Ce Belge a traversé la Tasmanie à pied en plein hiver: "Depuis cette nuit je n'ai plus de douleur permanente"

L'explorateur et aventurier Louis-Philippe Loncke a terminé fin septembre dernier son expédition en Tasmanie (Australie). Un territoire qu'il a traversée du nord au sud en 52 jours sans ravitaillement durant l'hiver austral. Le Belge, qui a parcouru à pied quelque 500 kilomètres en transportant des dizaines de kilos de vivres et de matériel, est arrivé en bonne santé mais a perdu 16 kilos à l'issue de son trek extrême.

Louis-Philippe Loncke était ce samedi l'invité du journal de 13h sur la Une. La voix encore cassée par l'effort, le corps marqué par son exploit. "Je suis tellement fatigué que j'espère que je vais trouver mes mots", confiait-il d'ailleurs avant de monter sur le plateau.

"Depuis cette nuit je n'ai plus de douleur permanente", dit-il à propos de ses orteils. Après son expédition précédente, il avait mis 18 mois pour sentir à nouveau l'extrémité de ses pieds. Mais cette fois-ci, celui que les Australiens ont surnommé le "mad Belgian" (le "Belge fou") pouvait compter sur des semelles imprimées en 3D rien que pour lui.
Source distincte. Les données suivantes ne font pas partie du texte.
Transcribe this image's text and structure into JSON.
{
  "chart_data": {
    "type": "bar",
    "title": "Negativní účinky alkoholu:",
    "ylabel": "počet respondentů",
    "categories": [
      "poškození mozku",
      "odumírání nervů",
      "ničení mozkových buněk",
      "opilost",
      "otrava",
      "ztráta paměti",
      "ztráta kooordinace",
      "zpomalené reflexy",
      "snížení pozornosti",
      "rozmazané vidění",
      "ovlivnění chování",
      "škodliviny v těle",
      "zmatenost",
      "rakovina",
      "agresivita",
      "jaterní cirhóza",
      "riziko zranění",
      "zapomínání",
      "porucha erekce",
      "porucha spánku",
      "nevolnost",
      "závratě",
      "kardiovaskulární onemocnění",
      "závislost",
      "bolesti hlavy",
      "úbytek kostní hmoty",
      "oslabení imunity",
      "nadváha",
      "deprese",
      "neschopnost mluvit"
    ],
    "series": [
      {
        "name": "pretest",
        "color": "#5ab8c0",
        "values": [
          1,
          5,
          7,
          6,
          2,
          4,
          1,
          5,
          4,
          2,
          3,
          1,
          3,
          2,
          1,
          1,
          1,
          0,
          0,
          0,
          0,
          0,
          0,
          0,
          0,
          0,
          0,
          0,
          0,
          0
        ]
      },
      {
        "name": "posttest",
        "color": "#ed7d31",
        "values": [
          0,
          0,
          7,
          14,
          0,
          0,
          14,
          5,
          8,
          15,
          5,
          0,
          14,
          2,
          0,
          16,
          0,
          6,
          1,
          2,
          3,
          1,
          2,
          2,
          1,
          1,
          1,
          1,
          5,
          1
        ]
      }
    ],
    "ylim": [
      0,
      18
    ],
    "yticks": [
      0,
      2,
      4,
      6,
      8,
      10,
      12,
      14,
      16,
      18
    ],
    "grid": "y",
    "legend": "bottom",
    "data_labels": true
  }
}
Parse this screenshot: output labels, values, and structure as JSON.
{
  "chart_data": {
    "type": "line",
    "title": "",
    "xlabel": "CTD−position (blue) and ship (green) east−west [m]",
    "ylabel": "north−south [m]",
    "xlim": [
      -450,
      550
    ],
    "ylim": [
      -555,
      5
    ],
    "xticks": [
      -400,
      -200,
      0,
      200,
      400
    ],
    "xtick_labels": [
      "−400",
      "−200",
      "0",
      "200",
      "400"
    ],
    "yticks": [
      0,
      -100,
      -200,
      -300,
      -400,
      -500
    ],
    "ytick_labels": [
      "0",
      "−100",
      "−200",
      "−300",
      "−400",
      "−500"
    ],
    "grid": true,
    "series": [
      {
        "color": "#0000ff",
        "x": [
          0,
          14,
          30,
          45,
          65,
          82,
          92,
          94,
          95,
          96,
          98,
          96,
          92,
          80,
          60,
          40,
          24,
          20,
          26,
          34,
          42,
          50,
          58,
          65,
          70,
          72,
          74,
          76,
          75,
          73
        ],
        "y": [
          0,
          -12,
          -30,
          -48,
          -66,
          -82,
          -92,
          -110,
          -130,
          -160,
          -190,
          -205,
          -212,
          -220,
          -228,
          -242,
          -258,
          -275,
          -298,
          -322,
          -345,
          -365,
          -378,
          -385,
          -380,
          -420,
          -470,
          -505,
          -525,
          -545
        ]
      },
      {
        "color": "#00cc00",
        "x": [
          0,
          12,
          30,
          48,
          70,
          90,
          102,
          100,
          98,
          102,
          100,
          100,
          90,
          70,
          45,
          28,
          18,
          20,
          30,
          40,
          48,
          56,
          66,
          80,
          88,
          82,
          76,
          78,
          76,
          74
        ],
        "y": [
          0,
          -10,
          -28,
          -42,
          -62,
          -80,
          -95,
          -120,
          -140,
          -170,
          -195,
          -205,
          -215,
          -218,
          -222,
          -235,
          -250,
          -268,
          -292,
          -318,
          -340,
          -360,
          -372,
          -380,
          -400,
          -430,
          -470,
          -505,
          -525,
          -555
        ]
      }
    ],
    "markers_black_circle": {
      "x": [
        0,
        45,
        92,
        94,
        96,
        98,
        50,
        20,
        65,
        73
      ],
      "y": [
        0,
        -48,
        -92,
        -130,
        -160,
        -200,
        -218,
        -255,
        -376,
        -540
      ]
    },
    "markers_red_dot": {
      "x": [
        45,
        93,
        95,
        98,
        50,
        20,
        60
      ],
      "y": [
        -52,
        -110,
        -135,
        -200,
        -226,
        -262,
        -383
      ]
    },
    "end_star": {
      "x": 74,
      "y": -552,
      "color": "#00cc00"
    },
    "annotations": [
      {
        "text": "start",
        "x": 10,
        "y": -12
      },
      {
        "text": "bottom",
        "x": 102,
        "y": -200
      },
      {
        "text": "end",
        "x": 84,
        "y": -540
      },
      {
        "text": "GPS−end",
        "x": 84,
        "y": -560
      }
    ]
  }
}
Un travail effectué par la société RSscan Lab qui a aussi collaboré avec le coureur jamaïcain Usain Bolt.

Mais pourquoi se lancer dans de telles aventures qui poussent le corps humain dans ses derniers retranchements? "La première raison pour laquelle je choisis le projet, c'est pour voir des beaux paysages." Ensuite, vient la volonté d'aller au bout de l'effort, coûte que coûte. "Si je prenais de la nourriture toutes les semaines, alors pourquoi ne pas me faire livrer un repas chaud tous les jours ?"

La mort ? "Ça fait partie des risques"

Partir seul, c'est aussi risquer d'avoir un accident au détour d'un chemin, loin de toute assistance. Mais la mort ne semble pas effrayer le jeune homme. "Je sais que ça fait partie des risques. Pour l'instant ça me réussit, même si je ne reviens pas toujours à 100% de mes capacités. Ça fait partie du jeu."

Et puis il y a l'aspect scientifique. Louis-Philippe Loncke participe à programme centré sur les décisions sous stress en environnement extrême. Soumis à un protocole de tests tous les trois jours, il devait se soumettre seul à un questionnaire psychologique. Parmi les tâches demandées: "Citer des lettres de l'alphabet de la manière la plus aléatoire possible". Dans les derniers jours, il parvenait à peine à le faire "comme si on faisait un effort physique pour aller chercher dans son cerveau".

Quant aux dizaines de kilos portés sur son dos, l'explorateur la joue modeste. Il évoque cet homme croisé sur un sentier au Népal. Il transportait un tube d’égout pesant plus de 100 kg. Donc une quarantaine de kilos, après tout, "ce n'est pas si dingue". Il n'empêche, concède-t-il, "au-dessus de 40 kg c'est une douleur permanente sur les épaules".